Entering Pickover's world is like falling headfirst into a turning kaleidoscope.

It's hard to summarize Dr. Clifford A. Pickover: Yale-educated scientist, futurist, inventor (over 40 patents), astonishingly prolific author of mind-expanding books (over 40 books) and mathematical puzzles, traveler to the extreme borderlands of science, promoter of strangely-wonderful sites and people all over the web, and keeper of shovelnose catfish.
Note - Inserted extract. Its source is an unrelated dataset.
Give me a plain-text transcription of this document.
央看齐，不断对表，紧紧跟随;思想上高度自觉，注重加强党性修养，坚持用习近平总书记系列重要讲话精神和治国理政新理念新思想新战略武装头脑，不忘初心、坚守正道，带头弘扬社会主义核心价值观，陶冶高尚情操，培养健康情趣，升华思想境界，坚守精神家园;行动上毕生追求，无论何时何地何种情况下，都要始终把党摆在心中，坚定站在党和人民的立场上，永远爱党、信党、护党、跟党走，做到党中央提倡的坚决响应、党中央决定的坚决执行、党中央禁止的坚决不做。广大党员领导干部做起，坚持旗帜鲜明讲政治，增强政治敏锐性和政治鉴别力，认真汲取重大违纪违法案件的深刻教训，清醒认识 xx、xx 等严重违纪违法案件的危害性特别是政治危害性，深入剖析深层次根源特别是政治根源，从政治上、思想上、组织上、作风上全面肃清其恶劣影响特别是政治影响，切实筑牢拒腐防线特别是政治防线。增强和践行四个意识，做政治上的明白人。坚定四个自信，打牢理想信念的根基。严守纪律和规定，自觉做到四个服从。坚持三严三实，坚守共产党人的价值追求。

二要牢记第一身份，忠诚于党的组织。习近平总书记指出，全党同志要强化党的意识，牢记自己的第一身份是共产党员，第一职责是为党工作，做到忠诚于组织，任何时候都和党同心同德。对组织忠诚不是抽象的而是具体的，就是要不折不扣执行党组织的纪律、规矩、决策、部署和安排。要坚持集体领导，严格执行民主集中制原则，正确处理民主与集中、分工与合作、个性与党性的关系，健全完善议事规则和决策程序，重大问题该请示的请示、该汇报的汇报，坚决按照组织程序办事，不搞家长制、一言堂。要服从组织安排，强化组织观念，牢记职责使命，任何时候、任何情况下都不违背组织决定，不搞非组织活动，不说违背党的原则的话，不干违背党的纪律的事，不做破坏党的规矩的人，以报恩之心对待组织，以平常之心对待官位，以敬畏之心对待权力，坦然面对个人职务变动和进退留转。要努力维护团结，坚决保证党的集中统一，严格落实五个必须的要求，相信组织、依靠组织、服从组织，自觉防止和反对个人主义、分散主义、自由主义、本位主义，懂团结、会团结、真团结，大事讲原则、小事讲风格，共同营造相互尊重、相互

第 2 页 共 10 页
He's an avid Twitterer and has suggested that "by 2075, Twitter will be used by disembodied spirits (e.g. dead people) to send messages to the living. These 'spirits' will be the minds of uploaded people who have died, live in 'Afterlife Chips,' and who will want quick, convenient communication paths to the 'living.' "

Whenever I feel I might lose my sense of wonder, I go to his writings to get medicine for my melancholy. It's impossible to come out of his bizarre bailiwick undazzled.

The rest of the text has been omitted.